Als AIDS nach London kam: „It’s a Sin“ auf ZDFneo
Der Kampf gegen AIDS war nie nur medizinischer Natur: „It's a Sin“ nimmt uns mit in die Londoner Schwulenszene der 80er-Jahren. Jetzt auf ZDFneo.
„It’s a Sin“: Jetzt in der ZDF-Mediathek streamen
1981: Der junge Ritchie (Olly Alexander) lebt mit seinen Eltern und seiner Schwester auf der britischen Insel Wight. Für sein Jurastudium lässt er die kleinbürgerliche Einöde hinter sich und zieht ins bunte London. Er feiert wilde Partys, und als er die charismatische Schauspielstudentin Jill (Lydia West) kennenlernt, beschließt er, sein Studium zu schmeißen und ebenfalls Schauspieler zu werden – was für seinen konservativen Vater einem Weltuntergang gleichkommt. Doch was seine Eltern noch nicht wissen: Ritchie ist schwul.
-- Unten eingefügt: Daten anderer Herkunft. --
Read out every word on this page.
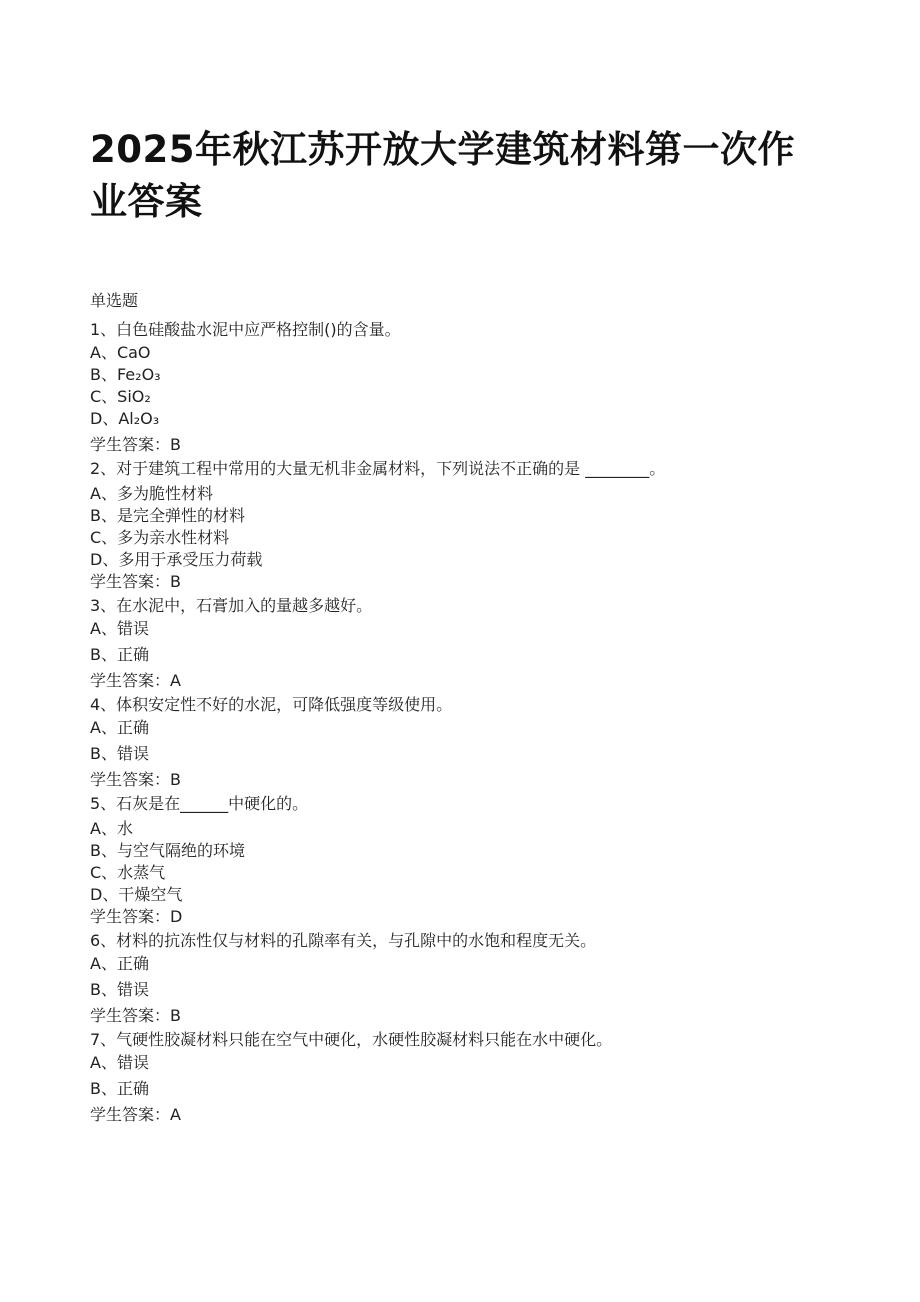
2025年秋江苏开放大学建筑材料第一次作业答案
单选题
1、白色硅酸盐水泥中应严格控制()的含量。
A、CaO
B、Fe₂O₃
C、SiO₂
D、Al₂O₃
学生答案：B
2、对于建筑工程中常用的大量无机非金属材料，下列说法不正确的是 ________。
A、多为脆性材料
B、是完全弹性的材料
C、多为亲水性材料
D、多用于承受压力荷载
学生答案：B
3、在水泥中，石膏加入的量越多越好。
A、错误
B、正确
学生答案：A
4、体积安定性不好的水泥，可降低强度等级使用。
A、正确
B、错误
学生答案：B
5、石灰是在______中硬化的。
A、水
B、与空气隔绝的环境
C、水蒸气
D、干燥空气
学生答案：D
6、材料的抗冻性仅与材料的孔隙率有关，与孔隙中的水饱和程度无关。
A、正确
B、错误
学生答案：B
7、气硬性胶凝材料只能在空气中硬化，水硬性胶凝材料只能在水中硬化。
A、错误
B、正确
学生答案：A
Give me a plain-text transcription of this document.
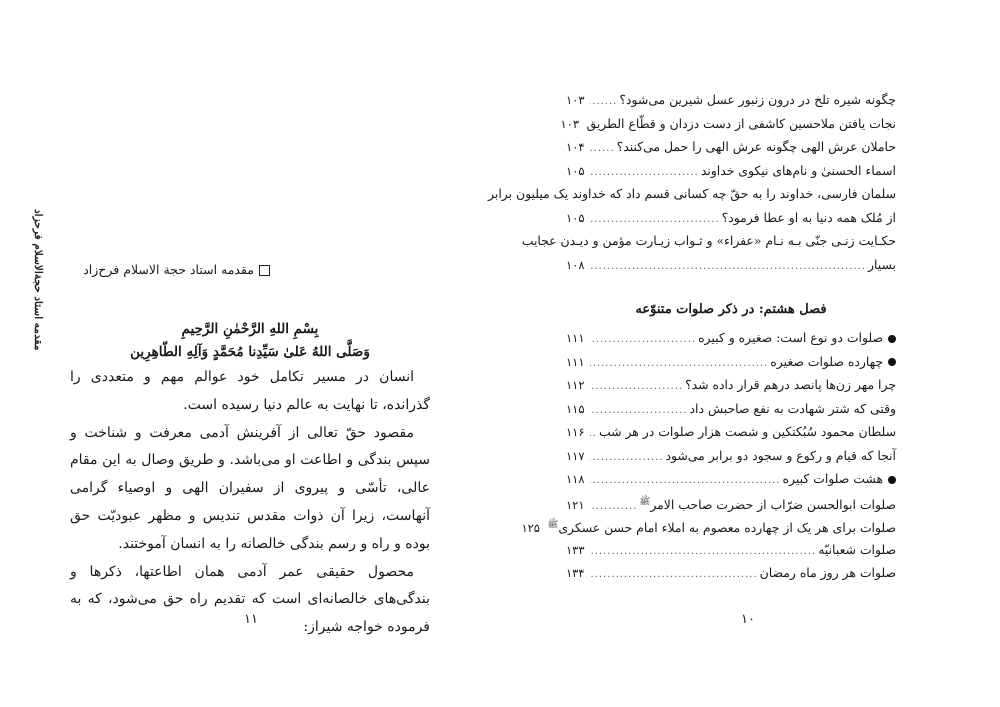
چگونه شیره تلخ در درون زنبور عسل شیرین می‌شود؟
.....
۱۰۳
نجات یافتن ملاحسین کاشفی از دست دزدان و قطّاع الطریق
۱۰۳
حاملان عرش الهی چگونه عرش الهی را حمل می‌کنند؟
.....
۱۰۴
اسماء الحسنیٰ و نام‌های نیکوی خداوند
.....
۱۰۵
سلمان فارسی، خداوند را به حقّ چه کسانی قسم داد که خداوند یک میلیون برابر
از مُلک همه دنیا به او عطا فرمود؟
.....
۱۰۵
حکـایت زنـی جنّی بـه نـام «عفراء» و ثـواب زیـارت مؤمن و دیـدن عجایب
بسیار
.....
۱۰۸
فصل هشتم: در ذکر صلوات متنوّعه
صلوات دو نوع است: صغیره و کبیره
.....
۱۱۱
چهارده صلوات صغیره
.....
۱۱۱
چرا مهر زن‌ها پانصد درهم قرار داده شد؟
.....
۱۱۲
وقتی که شتر شهادت به نفع صاحبش داد
.....
۱۱۵
سلطان محمود سُبُکتکین و شصت هزار صلوات در هر شب
.....
۱۱۶
آنجا که قیام و رکوع و سجود دو برابر می‌شود
.....
۱۱۷
هشت صلوات کبیره
.....
۱۱۸
صلوات ابوالحسن ضرّاب از حضرت صاحب الامر$^ﷺ$
.....
۱۲۱
صلوات برای هر یک از چهارده معصوم به املاء امام حسن عسکری$^ﷺ$
۱۲۵
صلوات شعبانیّه
.....
۱۳۳
صلوات هر روز ماه رمضان
.....
۱۳۴
۱۰
مقدمه استاد حجةالاسلام فرحزاد	مقدمه استاد حجة الاسلام فرح‌زاد
بِسْمِ اللهِ الرَّحْمٰنِ الرَّحِيمِ
وَصَلَّى اللهُ عَلىٰ سَيِّدِنا مُحَمَّدٍ وَآلِهِ الطّاهِرِين

انسان در مسیر تکامل خود عوالم مهم و متعددی را گذرانده، تا نهایت به عالم دنیا رسیده است.

مقصود حقّ تعالی از آفرینش آدمی معرفت و شناخت و سپس بندگی و اطاعت او می‌باشد. و طریق وصال به این مقام عالی، تأسّی و پیروی از سفیران الهی و اوصیاء گرامی آنهاست، زیرا آن ذوات مقدس تندیس و مظهر عبودیّت حق بوده و راه و رسم بندگی خالصانه را به انسان آموختند.

محصول حقیقی عمر آدمی همان اطاعتها، ذکرها و بندگی‌های خالصانه‌ای است که تقدیم راه حق می‌شود، که به فرموده خواجه شیراز:

۱۱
Die BAFTA-prämierte Serie It’s a Sin (in der ZDF-Mediathek streamen) geht ohne Rücksicht auf Befindlichkeiten in die Vollen und porträtiert explizit und mit einer Menge Humor die Londoner Schwulenszene der 80er-Jahre: mit all ihren wunderschönen Momenten – und ihren tödlichen Schattenscheiten.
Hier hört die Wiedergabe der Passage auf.